No entanto, o que mais impressiona o leitor é a destreza com que somos levados do onírico ao tangível com facilidade e garbo. Vinhetas de viagem são uma das maneiras de narrar; outras são as histórias contadas oralmente aos viajantes; outra ainda é a maneira particular de julgamento entre o importante e o trivial dos personagens encontrados ao longo dessa excursão. Ao fim viajamos todos, dentro e fora de nós mesmos, marchando de maneira inclemente na fronteira entre a divagação e a realidade.
José Eduardo Agualusa
Enquanto reconstruimos os passos de Faustino Manso somos expostos ao lirismo do autor, à poesia africana. As mulheres de meu pai é, como o próprio nome indica, plural. A narrativa se vale de diversas formas da escrita de poemas a cartas, histórias contadas à reflexão do viajante e consegue ao final, com cada retalho a que somos apresentados, formar uma grande colcha de retalhos abraçando a multiplicidade do continente e fazendo com ela uma única obra, espiritual e confortadora.
Belíssimo trabalho.
PS: Esta resenha foi re-editada no dia 7/8/2016.
Isso, Ladyce!! Vejo em Agualusa e em Mia Couto excelentes aulas de sociologia e ou história da África.
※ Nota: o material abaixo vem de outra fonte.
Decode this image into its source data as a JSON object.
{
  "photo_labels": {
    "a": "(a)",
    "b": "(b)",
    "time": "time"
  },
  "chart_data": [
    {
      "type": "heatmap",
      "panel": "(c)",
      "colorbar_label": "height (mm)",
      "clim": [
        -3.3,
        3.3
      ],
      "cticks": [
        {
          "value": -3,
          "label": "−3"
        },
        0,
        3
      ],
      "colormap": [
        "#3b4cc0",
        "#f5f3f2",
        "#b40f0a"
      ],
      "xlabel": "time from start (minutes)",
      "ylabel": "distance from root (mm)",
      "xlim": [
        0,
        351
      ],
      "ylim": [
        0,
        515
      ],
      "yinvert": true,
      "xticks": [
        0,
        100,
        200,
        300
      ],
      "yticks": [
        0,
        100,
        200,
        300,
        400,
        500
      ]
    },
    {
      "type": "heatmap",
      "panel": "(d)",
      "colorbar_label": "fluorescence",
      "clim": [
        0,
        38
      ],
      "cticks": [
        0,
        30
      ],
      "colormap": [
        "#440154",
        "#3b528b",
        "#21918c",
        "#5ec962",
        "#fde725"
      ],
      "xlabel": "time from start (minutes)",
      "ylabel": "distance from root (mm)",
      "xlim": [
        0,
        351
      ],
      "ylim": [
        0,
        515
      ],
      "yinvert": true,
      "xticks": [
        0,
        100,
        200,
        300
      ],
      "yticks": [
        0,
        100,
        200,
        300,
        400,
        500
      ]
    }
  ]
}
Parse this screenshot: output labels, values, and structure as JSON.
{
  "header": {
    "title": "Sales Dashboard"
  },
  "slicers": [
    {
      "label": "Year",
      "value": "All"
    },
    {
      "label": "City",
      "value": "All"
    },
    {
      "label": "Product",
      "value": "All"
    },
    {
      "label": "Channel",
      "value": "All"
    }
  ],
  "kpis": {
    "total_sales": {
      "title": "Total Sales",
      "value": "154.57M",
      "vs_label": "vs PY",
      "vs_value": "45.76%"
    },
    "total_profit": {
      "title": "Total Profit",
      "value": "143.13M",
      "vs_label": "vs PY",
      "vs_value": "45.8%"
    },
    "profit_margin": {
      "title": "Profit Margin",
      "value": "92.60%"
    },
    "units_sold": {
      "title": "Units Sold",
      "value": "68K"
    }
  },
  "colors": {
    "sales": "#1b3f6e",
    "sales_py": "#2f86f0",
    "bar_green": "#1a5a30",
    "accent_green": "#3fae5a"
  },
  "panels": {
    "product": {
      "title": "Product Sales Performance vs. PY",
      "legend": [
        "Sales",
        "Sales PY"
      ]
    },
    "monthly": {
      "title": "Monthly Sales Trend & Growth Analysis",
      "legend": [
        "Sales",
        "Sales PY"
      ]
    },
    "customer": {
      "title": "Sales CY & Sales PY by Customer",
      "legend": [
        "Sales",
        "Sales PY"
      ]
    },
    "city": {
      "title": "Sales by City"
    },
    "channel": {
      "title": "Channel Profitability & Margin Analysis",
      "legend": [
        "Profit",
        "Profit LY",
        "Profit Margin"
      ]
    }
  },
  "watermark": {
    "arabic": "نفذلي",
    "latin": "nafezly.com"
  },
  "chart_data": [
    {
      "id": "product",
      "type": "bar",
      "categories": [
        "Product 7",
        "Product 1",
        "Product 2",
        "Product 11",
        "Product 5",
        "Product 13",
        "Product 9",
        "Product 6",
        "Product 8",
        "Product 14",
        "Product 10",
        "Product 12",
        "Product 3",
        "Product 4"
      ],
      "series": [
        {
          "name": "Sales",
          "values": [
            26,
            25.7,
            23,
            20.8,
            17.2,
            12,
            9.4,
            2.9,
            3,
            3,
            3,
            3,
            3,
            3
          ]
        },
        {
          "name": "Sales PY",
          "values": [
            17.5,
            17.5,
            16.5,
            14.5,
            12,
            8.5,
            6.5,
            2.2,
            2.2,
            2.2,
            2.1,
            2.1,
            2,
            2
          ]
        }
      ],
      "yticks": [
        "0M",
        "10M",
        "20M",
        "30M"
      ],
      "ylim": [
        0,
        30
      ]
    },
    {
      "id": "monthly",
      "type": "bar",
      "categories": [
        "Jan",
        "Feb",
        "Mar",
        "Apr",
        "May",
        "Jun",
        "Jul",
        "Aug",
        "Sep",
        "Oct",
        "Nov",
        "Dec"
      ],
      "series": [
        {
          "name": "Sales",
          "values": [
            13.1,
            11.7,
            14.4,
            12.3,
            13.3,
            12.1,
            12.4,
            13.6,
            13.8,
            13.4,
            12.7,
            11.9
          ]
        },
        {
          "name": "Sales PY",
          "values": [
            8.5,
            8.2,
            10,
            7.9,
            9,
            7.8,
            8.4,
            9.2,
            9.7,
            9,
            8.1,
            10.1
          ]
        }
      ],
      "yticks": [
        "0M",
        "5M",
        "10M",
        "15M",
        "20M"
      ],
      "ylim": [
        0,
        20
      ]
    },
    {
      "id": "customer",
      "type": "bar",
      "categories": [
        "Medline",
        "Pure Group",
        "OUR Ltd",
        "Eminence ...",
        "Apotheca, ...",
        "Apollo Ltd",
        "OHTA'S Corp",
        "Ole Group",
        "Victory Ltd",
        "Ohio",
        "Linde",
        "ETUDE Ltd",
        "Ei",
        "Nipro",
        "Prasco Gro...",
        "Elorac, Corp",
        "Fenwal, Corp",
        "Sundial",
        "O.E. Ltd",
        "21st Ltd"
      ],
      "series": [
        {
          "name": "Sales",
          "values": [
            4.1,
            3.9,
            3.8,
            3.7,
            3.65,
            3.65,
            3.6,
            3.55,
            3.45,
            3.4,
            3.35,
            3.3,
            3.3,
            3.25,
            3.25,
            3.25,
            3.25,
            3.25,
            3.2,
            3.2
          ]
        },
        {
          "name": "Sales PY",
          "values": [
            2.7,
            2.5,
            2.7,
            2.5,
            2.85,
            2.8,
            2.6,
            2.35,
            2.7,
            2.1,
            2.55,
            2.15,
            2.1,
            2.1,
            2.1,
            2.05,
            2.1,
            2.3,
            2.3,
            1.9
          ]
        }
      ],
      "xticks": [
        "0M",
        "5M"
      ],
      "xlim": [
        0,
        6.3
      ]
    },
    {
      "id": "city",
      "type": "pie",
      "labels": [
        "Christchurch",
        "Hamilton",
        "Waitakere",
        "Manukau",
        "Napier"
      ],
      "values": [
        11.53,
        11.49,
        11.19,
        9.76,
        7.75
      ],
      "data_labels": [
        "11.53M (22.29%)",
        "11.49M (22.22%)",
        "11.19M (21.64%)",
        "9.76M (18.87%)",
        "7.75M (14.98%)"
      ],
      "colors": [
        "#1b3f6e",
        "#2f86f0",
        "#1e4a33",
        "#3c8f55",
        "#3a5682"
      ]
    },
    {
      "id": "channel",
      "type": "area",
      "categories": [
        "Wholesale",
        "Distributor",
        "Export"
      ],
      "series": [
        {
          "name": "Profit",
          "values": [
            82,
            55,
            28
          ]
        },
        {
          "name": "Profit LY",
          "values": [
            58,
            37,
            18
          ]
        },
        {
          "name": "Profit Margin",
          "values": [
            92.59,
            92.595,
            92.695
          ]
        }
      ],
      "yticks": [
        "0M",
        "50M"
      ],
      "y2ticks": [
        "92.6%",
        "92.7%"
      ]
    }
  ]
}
Também gostei muito desse livro.
Pois é. Ainda prefiro Agualusa a Mia Couto, é uma questão de preferência, acredito, o vocabulário de Mia Couto me cansa um pouco. Mas ambos trazem um ar de frescor na literatura em português, inigualável. Gosto bastante de Ondjaki também.
Gostei do que li de Ondjaki, excetuando “há prendisajens com o xão”. Meu mais recente Mia Couto foi Poesias Reunidas que achei lindo. Agualusa tem um bem maluquinho que eu adorei: A Vida No Céu, quer ler?
Se eu puder ler mais tarde no ano… no momento minhas leituras estão em total demanda do meu tempo… e eu adoro!